Q: Is it safe to set oom_score_adj = -1000 (never kill mysqld)? A: Not recommended. If mysqld is truly consuming all RAM, the OOM killer will kill other processes instead (possibly the application, the SSH daemon, or the OS itself). A negative adjustment protects mysqld relative to other processes, but the extreme value -1000 shifts all the risk to system stability.

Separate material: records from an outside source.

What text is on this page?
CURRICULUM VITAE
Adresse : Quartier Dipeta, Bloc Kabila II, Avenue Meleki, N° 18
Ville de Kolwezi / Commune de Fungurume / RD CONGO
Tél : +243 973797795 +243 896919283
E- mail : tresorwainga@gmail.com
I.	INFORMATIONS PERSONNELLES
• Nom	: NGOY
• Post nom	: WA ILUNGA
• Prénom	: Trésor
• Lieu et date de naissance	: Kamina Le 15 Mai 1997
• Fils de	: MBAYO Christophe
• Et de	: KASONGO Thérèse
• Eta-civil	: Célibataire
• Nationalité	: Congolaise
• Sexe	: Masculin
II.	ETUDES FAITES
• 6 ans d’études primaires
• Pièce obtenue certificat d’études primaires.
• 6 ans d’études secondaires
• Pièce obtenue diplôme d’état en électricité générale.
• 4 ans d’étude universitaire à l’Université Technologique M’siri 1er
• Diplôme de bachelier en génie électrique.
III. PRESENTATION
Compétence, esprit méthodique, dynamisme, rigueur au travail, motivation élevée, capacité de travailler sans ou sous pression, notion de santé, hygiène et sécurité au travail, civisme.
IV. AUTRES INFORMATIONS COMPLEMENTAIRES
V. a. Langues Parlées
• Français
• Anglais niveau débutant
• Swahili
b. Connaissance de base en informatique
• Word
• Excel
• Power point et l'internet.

Q: After an OOM kill, should I be worried about data corruption? A: InnoDB is designed to survive unclean shutdowns. On restart, it replays the redo log and rolls back uncommitted transactions, restoring a consistent state. The only permanent data loss is for transactions that were committed on the primary but whose binary log events had not yet been sent to replicas.

Q: How do I monitor for impending OOM conditions before they cause a kill? A: Track node_memory_MemAvailable_bytes (Prometheus node_exporter) and alert when it drops below 10% of total RAM. Also monitor mysqld RSS via /proc/<pid>/status and alert when the ratio approaches your computed memory ceiling.